In Zusammenarbeit mit renommierten Experten aus ganz Deutschland hat der ProcessNet-Arbeitskreis „Metallorganische Gerüstverbindungen“ ein Positionspapier zum Stand von Forschung und Technik zu diesem Thema erstellt. Im Webinar fasst Prof. Dr. Stefan Kaskel, TU Dresden, als einer der Autoren die Ergebnisse zusammen (Vortrag in englischer Sprache).
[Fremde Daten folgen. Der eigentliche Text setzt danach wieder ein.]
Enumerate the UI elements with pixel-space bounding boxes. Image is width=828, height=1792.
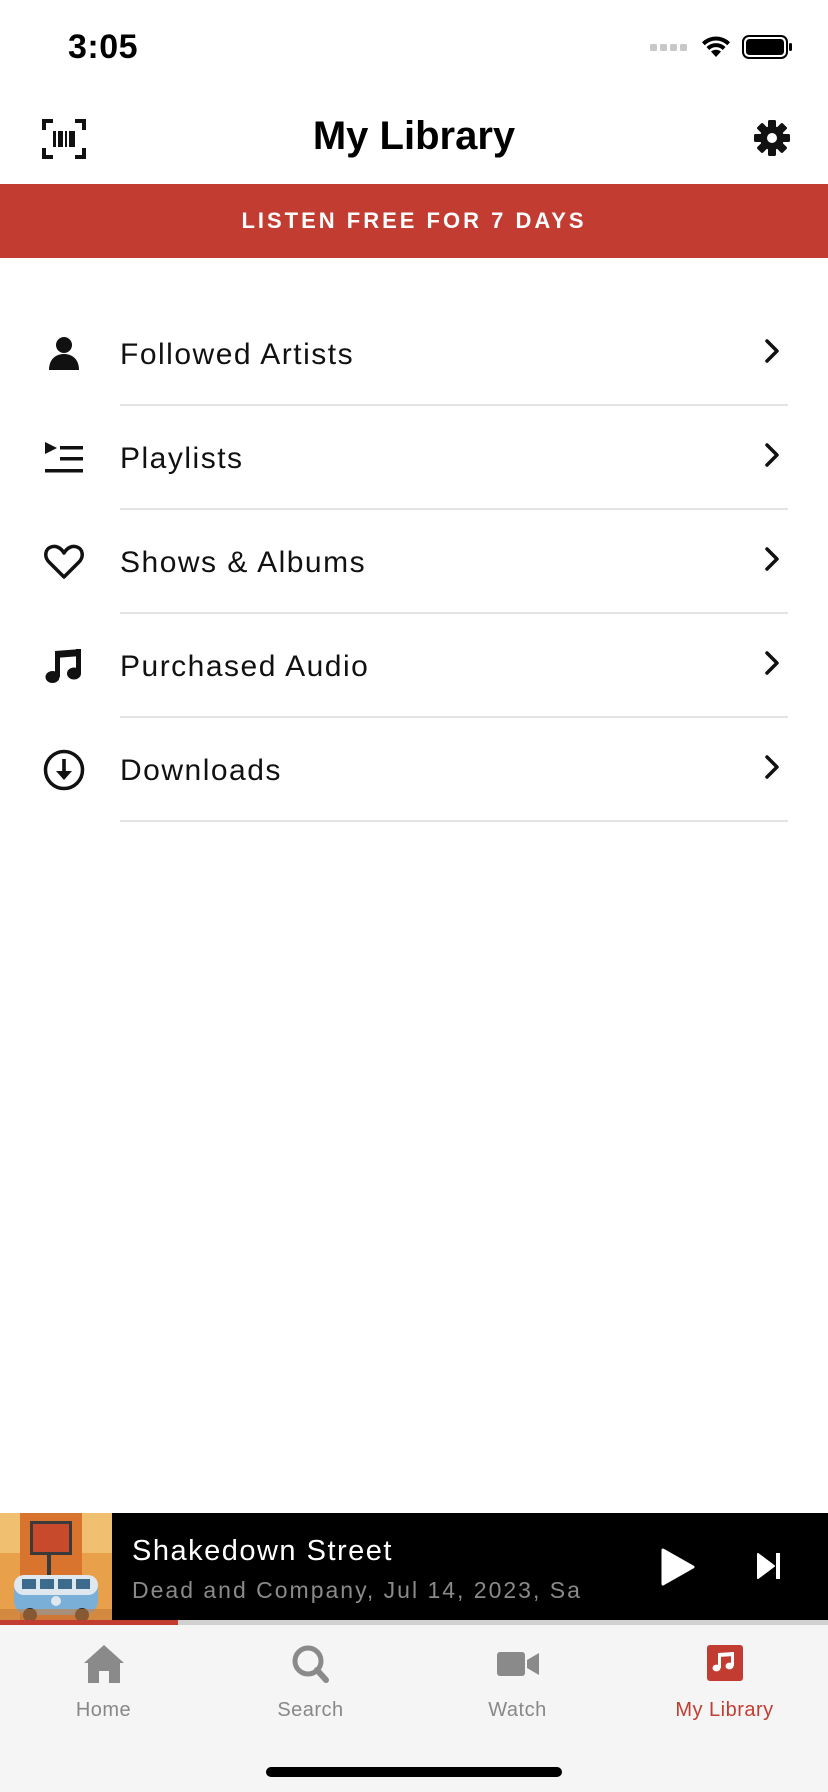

Das Papier zeichnet einen Überblick der deutschen MOF-Landschaft und ihrer aktuellen Forschungsschwerpunkte. Dabei stehen die Anwendungsgebiete Stofftrennung, Energie, Katalyse, Analytik und Sensorik im Vordergrund.

Metallorganische Gerüstverbindungen (engl. Metal-Organic Frameworks, MOFs) sind hochporöse Materialien. Ihr Inneres ist von Hohlräumen und Kanälen durchzogen, die aus anorganischen Knotenpunkten und organischen Bausteinen bestehen. Damit können gezielt Porengröße und chemische Eigenschaften beeinflusst werden. In diesen Poren können Gase beispielsweise gespeichert oder aufgetrennt werden. So können diese Materialien zur Luftreinigung, bei der Synthese von medizinischen Wirkstoffen oder als optische Sensoren eingesetzt werden.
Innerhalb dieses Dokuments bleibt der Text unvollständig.